Thyroid Disorders & Treatments Thyroid Disease in Pregnancy & Childhood
When your baby is born, it will be tested for thyroid function. One in every 3,500 babies is born with hypothyroidism, and it is important for treatment to begin in the first two months of life. If you are having a short hospital stay or home delivery, make sure the baby's thyroid test doesn't get missed.
Your whole system adapts to pregnancy and lactation, but after your baby is born is one time in your life when your thyroid hormone levels can easily get out of whack. For instance, it is known that one out of 20 new mothers will have thyroid problems sometime in the first year after delivery.

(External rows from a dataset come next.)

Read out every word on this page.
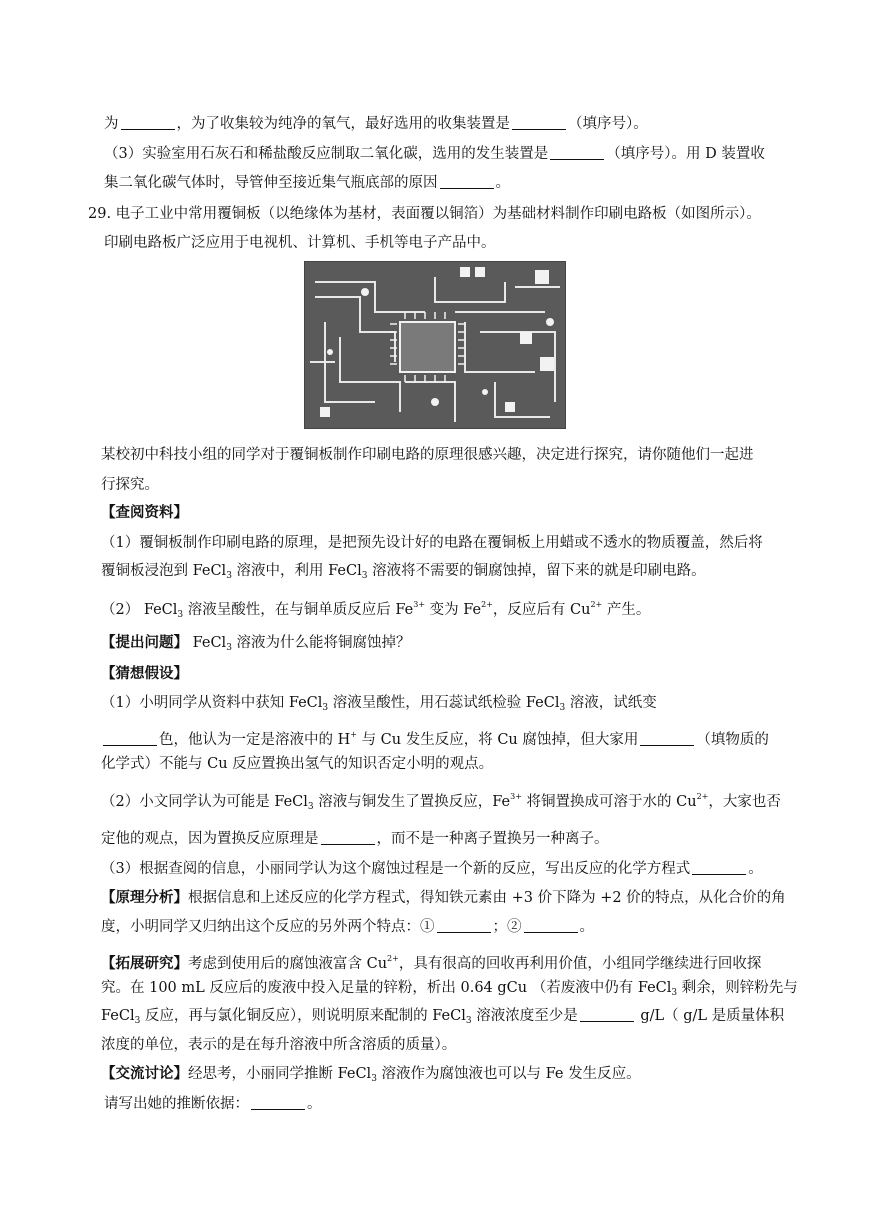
为	，为了收集较为纯净的氧气，最好选用的收集装置是	（填序号）。
（3）实验室用石灰石和稀盐酸反应制取二氧化碳，选用的发生装置是	（填序号）。用 D 装置收
集二氧化碳气体时，导管伸至接近集气瓶底部的原因	。
29. 电子工业中常用覆铜板（以绝缘体为基材，表面覆以铜箔）为基础材料制作印刷电路板（如图所示）。
印刷电路板广泛应用于电视机、计算机、手机等电子产品中。
某校初中科技小组的同学对于覆铜板制作印刷电路的原理很感兴趣，决定进行探究，请你随他们一起进
行探究。
【查阅资料】
（1）覆铜板制作印刷电路的原理，是把预先设计好的电路在覆铜板上用蜡或不透水的物质覆盖，然后将
覆铜板浸泡到 FeCl$_3$ 溶液中，利用 FeCl$_3$ 溶液将不需要的铜腐蚀掉，留下来的就是印刷电路。
（2） FeCl$_3$ 溶液呈酸性，在与铜单质反应后 $Fe^{3+}$ 变为 $Fe^{2+}$，反应后有 $Cu^{2+}$ 产生。
【提出问题】 FeCl$_3$ 溶液为什么能将铜腐蚀掉？
【猜想假设】
（1）小明同学从资料中获知 FeCl$_3$ 溶液呈酸性，用石蕊试纸检验 FeCl$_3$ 溶液，试纸变
色，他认为一定是溶液中的 H+ 与 Cu 发生反应，将 Cu 腐蚀掉，但大家用	（填物质的
化学式）不能与 Cu 反应置换出氢气的知识否定小明的观点。
（2）小文同学认为可能是 FeCl$_3$ 溶液与铜发生了置换反应，$Fe^{3+}$ 将铜置换成可溶于水的 $Cu^{2+}$，大家也否
定他的观点，因为置换反应原理是	，而不是一种离子置换另一种离子。
（3）根据查阅的信息，小丽同学认为这个腐蚀过程是一个新的反应，写出反应的化学方程式	。
【原理分析】根据信息和上述反应的化学方程式，得知铁元素由 +3 价下降为 +2 价的特点，从化合价的角
度，小明同学又归纳出这个反应的另外两个特点：①	；②	。
【拓展研究】考虑到使用后的腐蚀液富含 $Cu^{2+}$，具有很高的回收再利用价值，小组同学继续进行回收探
究。在 100 mL 反应后的废液中投入足量的锌粉，析出 0.64 gCu （若废液中仍有 FeCl$_3$ 剩余，则锌粉先与
FeCl$_3$ 反应，再与氯化铜反应），则说明原来配制的 FeCl$_3$ 溶液浓度至少是	g/L（ g/L 是质量体积
浓度的单位，表示的是在每升溶液中所含溶质的质量）。
【交流讨论】经思考，小丽同学推断 FeCl$_3$ 溶液作为腐蚀液也可以与 Fe 发生反应。
请写出她的推断依据：	。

If you are vulnerable to various autoimmune problems-if you or someone in your close family has rheumatoid arthritis, colitis, or pernicious anemia, or you take insulin for juvenile diabetes - your risk may rise to 1 out of 4 for thyroid problems postpartum.
They say that new mothers are stressed out, depressed, weak, irritable - because of the birth and caring for the baby.
So if you are feeling really dragged out or stressed out, be sure you get the basic thyroid test - for the TSH (thyroid-stimulating hormone) in your blood. If this shows you have a problem, other tests can indicate what to do to help you.
Nowadays doctors will treat your thyroid problems in that important first year and won't just wait for you to "snap out of it." You deserve to feel your best, and fixing your thyroid levels may do it or at least help a lot.